De esta forma se puede enseñar al atleta a evaluar los tiempos del orden de centésimas de segundo.
B. La velocidad gestual
Éste es el factor que constituye realmente el centro del problema de la velocidad.
1.Introducción: la relación entre la fuerza en la velocidad
Analicemos el mecanismo de la velocidad gestual: para simplificar nos limitaremos a una sola articulación. ¿Cómo obtener una mayor velocidad gestual (en un solo movimiento) con el antebrazo? Se realiza a partir de la posición de flexión (figura 12).
Se va a efectuar una contracción muy fuerte del tríceps. Se necesita desarrollar un nivel de fuerza. Es por esto que no-sotros vamos explicar la velocidad y a constatar que depende de la fuerza (figura 13).

Figura 12: La velocidad gestual: ejemplo del antebrazo.

Figura 13: La velocidad gestual depende de la fuerza.
Para que la contracción sea eficaz, la fuerza ejercida por el tríceps sobre el antebrazo debe ser grande y al mismo tiempo imprimir una velocidad importante.
Sobre el ejemplo elegido se observa que la articulación descrita forma un ángulo; hablaremos entonces como en biomecánica de una velocidad angular y no de una velocidad lineal. Esta velocidad se expresa en radianes por segundo.
2.La curva velocidad fuerza
Para comprender bien las relaciones entre la fuerza y la velocidad, vamos a partir de la curva velocidad fuerza propuesta por Zatsiorski en 1966 y repetida por Bosco en 1976 (figura 14).

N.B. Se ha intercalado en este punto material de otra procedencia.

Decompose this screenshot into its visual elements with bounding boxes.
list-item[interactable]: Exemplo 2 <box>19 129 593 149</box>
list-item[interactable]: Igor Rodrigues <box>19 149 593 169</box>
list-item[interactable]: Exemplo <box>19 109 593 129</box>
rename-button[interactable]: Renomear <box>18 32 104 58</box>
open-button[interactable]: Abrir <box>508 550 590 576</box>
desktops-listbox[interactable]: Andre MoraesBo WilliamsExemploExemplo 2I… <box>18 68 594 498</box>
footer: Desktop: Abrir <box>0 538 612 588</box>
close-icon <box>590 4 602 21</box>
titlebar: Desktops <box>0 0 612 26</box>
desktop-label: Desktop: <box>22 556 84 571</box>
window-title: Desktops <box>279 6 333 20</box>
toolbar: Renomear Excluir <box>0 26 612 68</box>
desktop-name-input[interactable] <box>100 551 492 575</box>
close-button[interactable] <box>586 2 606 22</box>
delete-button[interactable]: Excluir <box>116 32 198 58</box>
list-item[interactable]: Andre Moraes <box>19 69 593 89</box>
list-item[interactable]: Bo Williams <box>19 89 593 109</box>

Figura 14: Curva velocidad fuerza (Bosco, 1986). En abcisas la velocidad angular de la rodilla, y en las ordenadas la fuerza desarrollada por las piernas.
El principio es bien simple: se le imponen a un sujeto unas cargas en las que se le pide que las levante lo más rápido posible (por ejemplo, en el movimiento del squash). Para cada repetición, se registra la velocidad a nivel del ángulo de la rodilla y la fuerza desarrollada sobre la barra. Se constata que para una carga cero, la velocidad es máxima, pero la fuerza desarrollada es baja; nunca es nula, pero por extrapolación de la curva encontramos un punto de fuerza nula (sobre el eje de X).
Para las cargas medias la fuerza es superior y la velocidad disminuye, situándose en la mitad de la curva. Pero con las cargas pesadas la velocidad tiende a reducirse casi hasta ser nula con una fuerza máxima isométrica (punto de la curva sobre el eje de Y). Se considerará que la velocidad gestual es la parte de la curva donde la resistencia es débil (o casi nula). Debemos recordar y remarcar que la mayoría de las disciplinas deportivas exigen velocidad, situándose en la zona intermedia de la curva. De hecho en la carrera de velocidad el atleta debe luchar contra el peso de su cuerpo, que representa una resistencia nula. Estamos entonces en una zona de velocidad-fuerza.
Hablaremos por esto de velocidad gestual en las situaciones correspondientes a la parte baja de la curva, es decir, a los movimientos efectuados con una velocidad máxima de ejecución contra resistencias bajas. Arbitrariamente, denominaremos este aspecto de la velocidad como gestual pura.